Et le roi lui-même, que fait-il, que pense-t-il ? Le roi est profondément étonné en présence d’un mouvement dont la portée échappe à son esprit simple, honnête et timide : il veut concilier tout le monde, écoute tous les avis sans les suivre ou en ne les suivant qu’à demi, et retombe chaque jour dans des surprises nouvelles qui lui font dire dans une de ses lettres : « C’est une bien belle allégorie que celle de la boîte de Pandore. » Si Louis XVI eût été un homme de force et d’épée, il eût essayé de dompter la révolution, et il eût réussi probablement à l’ajourner ; s’il eût été un fourbe de génie, il eût cherché à la vaincre ou à la gagner par l’avilissement et la corruption, et il n’eût peut-être pas entièrement échoué, au moins pour le moment ; s’il eût été simplement un esprit clairvoyant et habile, avec sa droiture naturelle il eût, dès le premier jour, recherché sincèrement, résolument l’alliance de cette puissance nouvelle, et par cette alliance il eût raffermi une monarchie en ruine. Louis XVI n’avait ni les qualités ni les vices d’aucun de ces rôles. Il voulut dompter la révolution sans avoir foi en la force ; il fit des tentatives pour traiter avec elle sans conviction ; il essaya des machinations secrètes, et son honnêteté le trahissait à tout instant.
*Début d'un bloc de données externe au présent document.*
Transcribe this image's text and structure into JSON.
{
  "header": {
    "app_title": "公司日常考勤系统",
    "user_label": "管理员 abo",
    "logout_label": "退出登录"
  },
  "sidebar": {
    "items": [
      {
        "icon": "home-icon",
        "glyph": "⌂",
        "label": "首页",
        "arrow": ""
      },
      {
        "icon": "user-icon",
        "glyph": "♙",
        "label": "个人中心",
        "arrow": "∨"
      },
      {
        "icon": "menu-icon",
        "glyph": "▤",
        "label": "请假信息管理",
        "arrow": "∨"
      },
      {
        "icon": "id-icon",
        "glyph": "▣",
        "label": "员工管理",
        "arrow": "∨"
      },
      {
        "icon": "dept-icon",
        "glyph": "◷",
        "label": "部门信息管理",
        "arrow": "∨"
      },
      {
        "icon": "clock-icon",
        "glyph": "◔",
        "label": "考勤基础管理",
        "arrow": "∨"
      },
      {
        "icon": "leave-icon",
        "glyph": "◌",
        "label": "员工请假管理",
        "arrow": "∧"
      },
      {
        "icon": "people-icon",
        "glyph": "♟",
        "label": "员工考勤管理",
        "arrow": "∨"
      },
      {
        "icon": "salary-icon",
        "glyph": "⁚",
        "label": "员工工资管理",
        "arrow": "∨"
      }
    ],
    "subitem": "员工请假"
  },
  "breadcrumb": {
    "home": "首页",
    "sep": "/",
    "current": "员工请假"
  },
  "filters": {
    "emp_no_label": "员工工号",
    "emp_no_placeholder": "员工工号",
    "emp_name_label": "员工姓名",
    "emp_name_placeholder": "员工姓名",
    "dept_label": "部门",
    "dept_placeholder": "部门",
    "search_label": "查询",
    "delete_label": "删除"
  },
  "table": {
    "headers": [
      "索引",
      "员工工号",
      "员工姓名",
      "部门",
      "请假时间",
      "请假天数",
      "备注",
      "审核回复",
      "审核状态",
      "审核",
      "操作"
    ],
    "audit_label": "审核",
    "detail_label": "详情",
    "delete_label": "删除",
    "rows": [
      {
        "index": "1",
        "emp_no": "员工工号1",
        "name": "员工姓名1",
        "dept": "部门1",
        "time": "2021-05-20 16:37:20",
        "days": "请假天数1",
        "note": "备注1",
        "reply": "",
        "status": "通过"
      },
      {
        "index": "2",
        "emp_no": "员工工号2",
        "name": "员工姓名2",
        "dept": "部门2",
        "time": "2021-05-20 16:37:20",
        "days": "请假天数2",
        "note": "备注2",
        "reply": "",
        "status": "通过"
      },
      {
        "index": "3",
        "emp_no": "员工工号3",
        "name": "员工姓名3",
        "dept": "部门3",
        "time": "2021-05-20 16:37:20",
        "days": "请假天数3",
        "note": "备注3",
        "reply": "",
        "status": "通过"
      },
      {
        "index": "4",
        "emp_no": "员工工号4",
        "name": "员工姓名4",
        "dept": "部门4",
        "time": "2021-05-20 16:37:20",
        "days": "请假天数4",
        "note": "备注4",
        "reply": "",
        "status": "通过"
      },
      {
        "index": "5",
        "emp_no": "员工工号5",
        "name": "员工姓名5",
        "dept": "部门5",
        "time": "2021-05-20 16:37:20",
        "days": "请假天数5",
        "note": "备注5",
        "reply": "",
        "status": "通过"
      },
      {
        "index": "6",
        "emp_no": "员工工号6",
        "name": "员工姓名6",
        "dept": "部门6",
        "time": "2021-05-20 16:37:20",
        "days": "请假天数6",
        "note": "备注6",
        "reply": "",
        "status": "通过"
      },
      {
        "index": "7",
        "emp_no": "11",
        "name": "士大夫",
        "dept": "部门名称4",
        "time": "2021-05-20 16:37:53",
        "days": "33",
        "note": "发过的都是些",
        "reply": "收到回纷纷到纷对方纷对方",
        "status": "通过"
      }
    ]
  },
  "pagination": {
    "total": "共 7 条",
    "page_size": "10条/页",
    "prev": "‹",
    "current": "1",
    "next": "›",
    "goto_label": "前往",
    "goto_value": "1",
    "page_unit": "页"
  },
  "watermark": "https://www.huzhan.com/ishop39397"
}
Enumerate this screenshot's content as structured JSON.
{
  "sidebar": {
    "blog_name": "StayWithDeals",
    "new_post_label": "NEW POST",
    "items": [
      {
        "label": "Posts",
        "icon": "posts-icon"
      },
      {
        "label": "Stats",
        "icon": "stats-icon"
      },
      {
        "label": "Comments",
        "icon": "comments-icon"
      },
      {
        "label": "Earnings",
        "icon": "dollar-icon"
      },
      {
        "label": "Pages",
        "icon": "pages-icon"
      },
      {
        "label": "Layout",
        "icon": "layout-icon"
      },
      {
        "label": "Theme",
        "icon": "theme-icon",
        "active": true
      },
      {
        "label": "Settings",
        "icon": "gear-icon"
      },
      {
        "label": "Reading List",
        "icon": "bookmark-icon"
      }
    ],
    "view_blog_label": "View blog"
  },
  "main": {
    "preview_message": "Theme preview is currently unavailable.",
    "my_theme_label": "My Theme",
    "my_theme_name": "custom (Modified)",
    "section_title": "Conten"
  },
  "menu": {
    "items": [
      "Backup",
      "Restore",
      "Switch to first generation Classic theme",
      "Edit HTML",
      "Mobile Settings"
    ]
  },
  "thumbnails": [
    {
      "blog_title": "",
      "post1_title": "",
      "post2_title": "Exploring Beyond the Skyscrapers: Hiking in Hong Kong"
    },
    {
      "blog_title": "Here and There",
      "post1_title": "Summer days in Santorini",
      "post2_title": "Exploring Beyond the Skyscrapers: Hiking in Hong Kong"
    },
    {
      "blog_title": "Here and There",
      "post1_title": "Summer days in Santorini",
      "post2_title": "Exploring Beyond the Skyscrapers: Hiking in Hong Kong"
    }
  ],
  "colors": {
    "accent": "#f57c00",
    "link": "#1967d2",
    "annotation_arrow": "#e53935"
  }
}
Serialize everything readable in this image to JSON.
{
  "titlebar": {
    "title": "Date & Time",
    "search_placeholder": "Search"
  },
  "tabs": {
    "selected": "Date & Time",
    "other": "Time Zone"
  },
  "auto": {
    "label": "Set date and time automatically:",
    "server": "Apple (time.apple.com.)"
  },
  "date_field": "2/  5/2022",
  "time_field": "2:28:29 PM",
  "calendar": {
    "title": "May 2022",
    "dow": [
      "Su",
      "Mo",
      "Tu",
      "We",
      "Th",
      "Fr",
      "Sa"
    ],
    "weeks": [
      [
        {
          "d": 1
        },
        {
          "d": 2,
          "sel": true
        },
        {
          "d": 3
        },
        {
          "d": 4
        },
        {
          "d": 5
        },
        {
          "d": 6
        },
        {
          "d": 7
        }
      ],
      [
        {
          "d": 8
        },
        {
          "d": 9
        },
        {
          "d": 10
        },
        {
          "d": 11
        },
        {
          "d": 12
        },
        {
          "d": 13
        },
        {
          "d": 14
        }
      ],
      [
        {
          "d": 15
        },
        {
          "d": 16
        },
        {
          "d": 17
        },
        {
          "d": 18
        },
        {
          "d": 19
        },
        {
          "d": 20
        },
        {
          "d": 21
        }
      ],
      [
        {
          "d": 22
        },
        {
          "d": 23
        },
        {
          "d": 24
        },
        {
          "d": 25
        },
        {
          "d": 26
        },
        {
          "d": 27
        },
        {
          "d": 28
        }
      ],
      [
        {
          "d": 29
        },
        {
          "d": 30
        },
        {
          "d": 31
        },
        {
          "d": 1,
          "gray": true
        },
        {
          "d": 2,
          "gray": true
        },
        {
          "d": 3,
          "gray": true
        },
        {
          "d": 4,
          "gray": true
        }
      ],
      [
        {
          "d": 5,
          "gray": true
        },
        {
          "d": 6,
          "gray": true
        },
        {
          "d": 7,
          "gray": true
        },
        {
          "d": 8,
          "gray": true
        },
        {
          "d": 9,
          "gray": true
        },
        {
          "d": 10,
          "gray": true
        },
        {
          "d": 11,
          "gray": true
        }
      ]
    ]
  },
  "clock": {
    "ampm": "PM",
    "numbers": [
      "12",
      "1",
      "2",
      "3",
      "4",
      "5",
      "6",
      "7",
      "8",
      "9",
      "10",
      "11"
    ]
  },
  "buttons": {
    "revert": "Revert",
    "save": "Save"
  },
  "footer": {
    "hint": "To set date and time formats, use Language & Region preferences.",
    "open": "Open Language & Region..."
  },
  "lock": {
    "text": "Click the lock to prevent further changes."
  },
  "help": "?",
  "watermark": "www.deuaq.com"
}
Il n’était qu’irrésolu et dérouté, C’est l’homme dont le comte de Provence, son frère, peignait l’indécision en disant : « Imaginez des boules d’ivoire huilées que vous vous efforceriez vainement de retenir ensemble. » Son caractère est une résignation passive et louvoyante qui ressemblerait à du fatalisme, s’il n’y avait parfois une vulgarité un peu lourde. Le pauvre roi, quand il est enfermé aux Tuileries, réduit à un régime sédentaire, lui accoutumé à la chasse et à l’exercice, il a des mots pénibles à entendre ; « on m’a accusé de manger trop, écrit-il naïvement à Mme de Polignac déjà émigrée, mais je crois que je me suis réduit par degré. »

Parmi les personnages effacés d’une famille royale jetée tout à coup dans un si grand péril, une des figures les plus curieuses après la reine, et qui ne prend qu’aujourd’hui son relief dans toute une correspondance, c’est Mme Elisabeth, celle que Marie-Antoinette, lorsqu’elle était dauphine, représentait comme une enfant farouche, à demi sauvage, et douce pourtant, celle qui avait voulu se faire religieuse et qui était restée une princesse attachante dans son obscurité.